I giggle, a nervous, giddy, mortified sound. “Oh. That.”
“Yes. That.”
“It just came out, Mati. Because that was nice, what you said—that we count. That we can’t be wrong. I was, like, moved. I didn’t mean to make you uncomfortable.”
“I’m not uncomfortable. I’m worried.”
“About what?”
“About whether you meant it.”
“Oh.”
“Elise. Did you mean it?”
“I…” Am at a complete loss for words.
Shit, shit, shit. I meant it. I love him, and it’s possible I have since we met here, at this beach, since that first time my heart reached for his. I’ve known with certainty since our night in the turret, but I can’t tell him—not when he’s regarding me with an air of utter terror.
“Either way,” he says, “I need to know how serious you were—are. How serious we are.”
“Mati…” Because, no, we can’t be serious, despite how I feel.
He breathes a sigh that sounds suspiciously like relief. “It’s okay. It was an expression, one I didn’t follow, and that’s good. Because even though I’m growing to love you with strength that scares me, it’s better if you do not fall so hard.”
I stare into his bottomless eyes.

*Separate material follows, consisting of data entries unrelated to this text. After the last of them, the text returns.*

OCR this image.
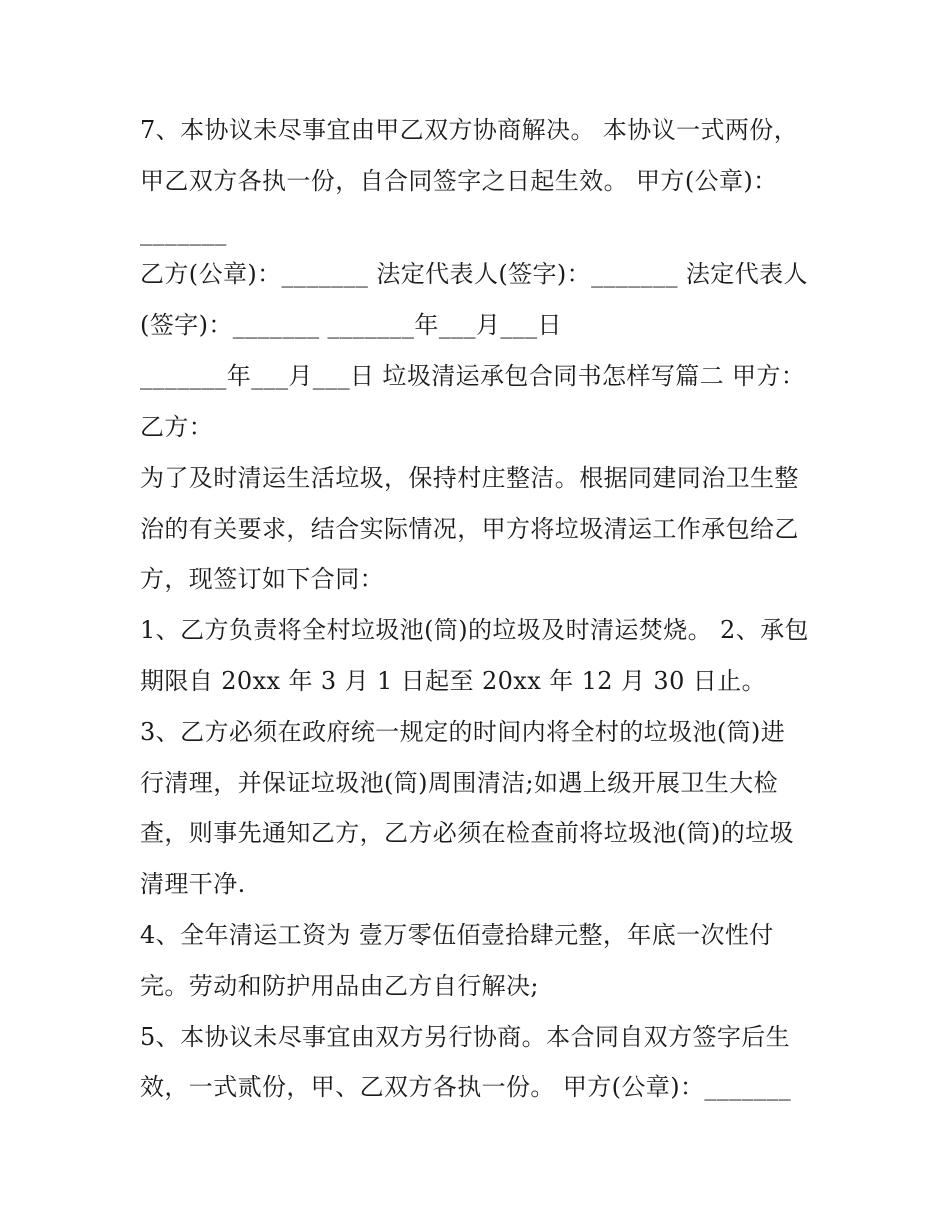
7、本协议未尽事宜由甲乙双方协商解决。 本协议一式两份，
甲乙双方各执一份，自合同签字之日起生效。 甲方(公章)：
_______
乙方(公章)：_______ 法定代表人(签字)：_______ 法定代表人
(签字)：_______ _______年___月___日
_______年___月___日 垃圾清运承包合同书怎样写篇二 甲方：
乙方：
为了及时清运生活垃圾，保持村庄整洁。根据同建同治卫生整
治的有关要求，结合实际情况，甲方将垃圾清运工作承包给乙
方，现签订如下合同：
1、乙方负责将全村垃圾池(筒)的垃圾及时清运焚烧。 2、承包
期限自 20xx 年 3 月 1 日起至 20xx 年 12 月 30 日止。
3、乙方必须在政府统一规定的时间内将全村的垃圾池(筒)进
行清理，并保证垃圾池(筒)周围清洁;如遇上级开展卫生大检
查，则事先通知乙方，乙方必须在检查前将垃圾池(筒)的垃圾
清理干净.
4、全年清运工资为 壹万零伍佰壹拾肆元整，年底一次性付
完。劳动和防护用品由乙方自行解决;
5、本协议未尽事宜由双方另行协商。本合同自双方签字后生
效，一式贰份，甲、乙双方各执一份。 甲方(公章)：_______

He stares back, unwavering. I need to say something; I need to respond with comparable compassion. I swallow. “Uh, how is that better?”
His mouth turns up in an endeared smile. God, he is far superior with words, and he knows it. “It is better,” he says patiently, “because when I leave, you won’t be so hurt.”
I feel weird, like I’ve plummeted into frigid water. My senses are slow, uncooperative, and my reactions are sluggish. My lungs feel heavy, underoxygenated, and the result is a rush of vertigo so powerful, I have to grab the edge of the table to remain upright.
I’ll be inconsolable when he goes. How does he not realize?
I forage for words—the right words—to make him understand. “Mati, when you leave, I will crumble.”
His head drops. “I hoped—”
“What? That I’d kiss you goodbye and go about my day? Do you not see the way I look at you, or feel the way I touch you? Do you not realize that I’m always trying to get as close to you as possible? That I’m constantly adjusting my Mati dial so I can stay tuned in to you through incessant static?”
He’s still looking at the ground when he mumbles, “It just—you feeling the way I feel … it seems too good to be real.”
“Well, it is real. I love you for saying what you said, and I love you.”